Recall the stated aims for Codable:

  • It aims to provide a solution for the archival of Swift struct and enum types
  • It aims to provide a more type-safe solution for serializing to external formats, such as JSON and plist

Obviously, these facilities may also be useful for ingesting JSON that's not serialized from Swift models but from other sources. But a design that is capable of dealing with arbitrary third-party APIs requires a degree of extensibility and configuration significantly beyond what's necessary or most usable for the stated primary aims.

There's obviously no need to make it unnecessarily difficult to work with third-party data that happens to be well behaved. However, when it comes to formats that would require a whole laundry list of additional features to be added to Swift, I think it's worth thinking carefully about the intended scope of the problem that Codable is meant to address (i.e., what features we should add to Codable) versus something that's altogether different (i.e., a separate set of facilities, perhaps even an entire library).

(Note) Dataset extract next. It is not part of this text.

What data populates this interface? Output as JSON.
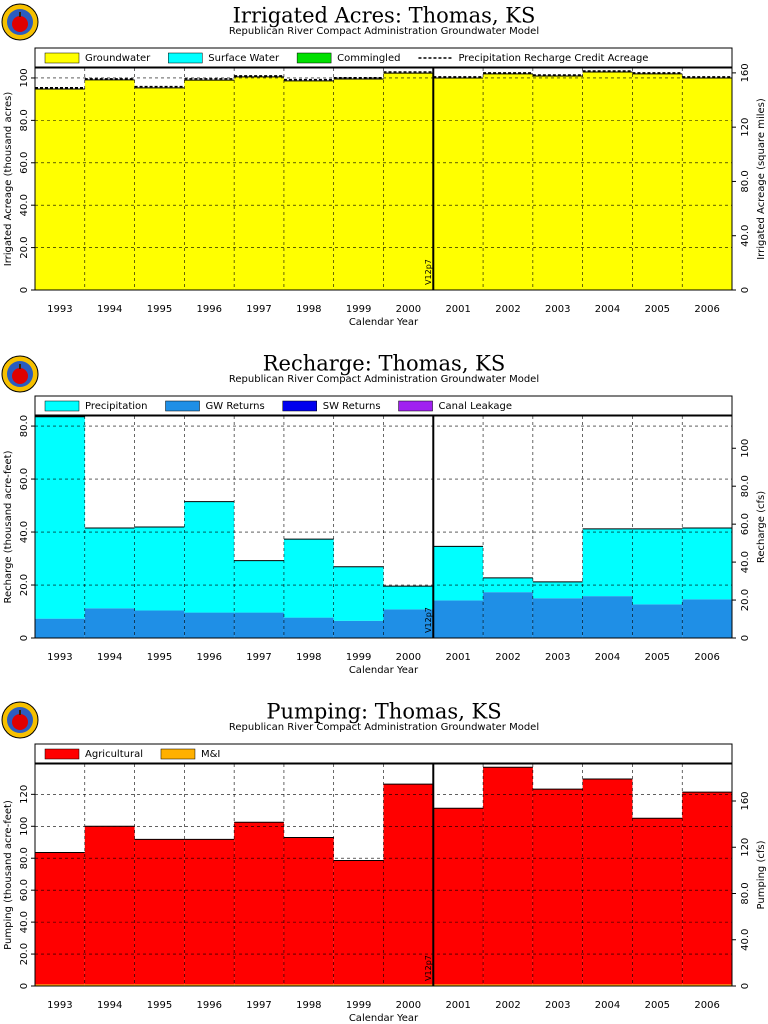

AlamoFireObjectWrapper has a feature similar to this. In the normal case when decoding you tell the decoder: decode my object of this Type. In the alternate case you tell the decoder: decode my object of this Type at this Keypath. It's simple and works well. This is one pain point in the current implementation of Decodable. I was recently converting some code from AlamoFireObjectWrapper to Decodable (since the release of Alamofire 5 supports Decodable better) and was forced to write a generic wrapper class to access my nested Type.

(Part of) this functionality can therefore be implemented by adding a keypath to the decoder. The other part of the proposal aims to flatten Types that are nested in the JSON. That's not so important to me. In a declarative world one would do something like that with something like the new enum or adding support for dot notation in the existing CodingKeys enum rather than forcing the developer to write code for this, like now.

One problem I see is that if the Type is modified to de-nest it then if the Type is found in different places in different JSON then there would be a conflict. I often work with different APIs that return either a single instance of a Type or a list of instances of the Type where the list may be paged so that other properties exist at the top level. If the Type has to be changed to indicate that it's nested then things won't work in the not nested case.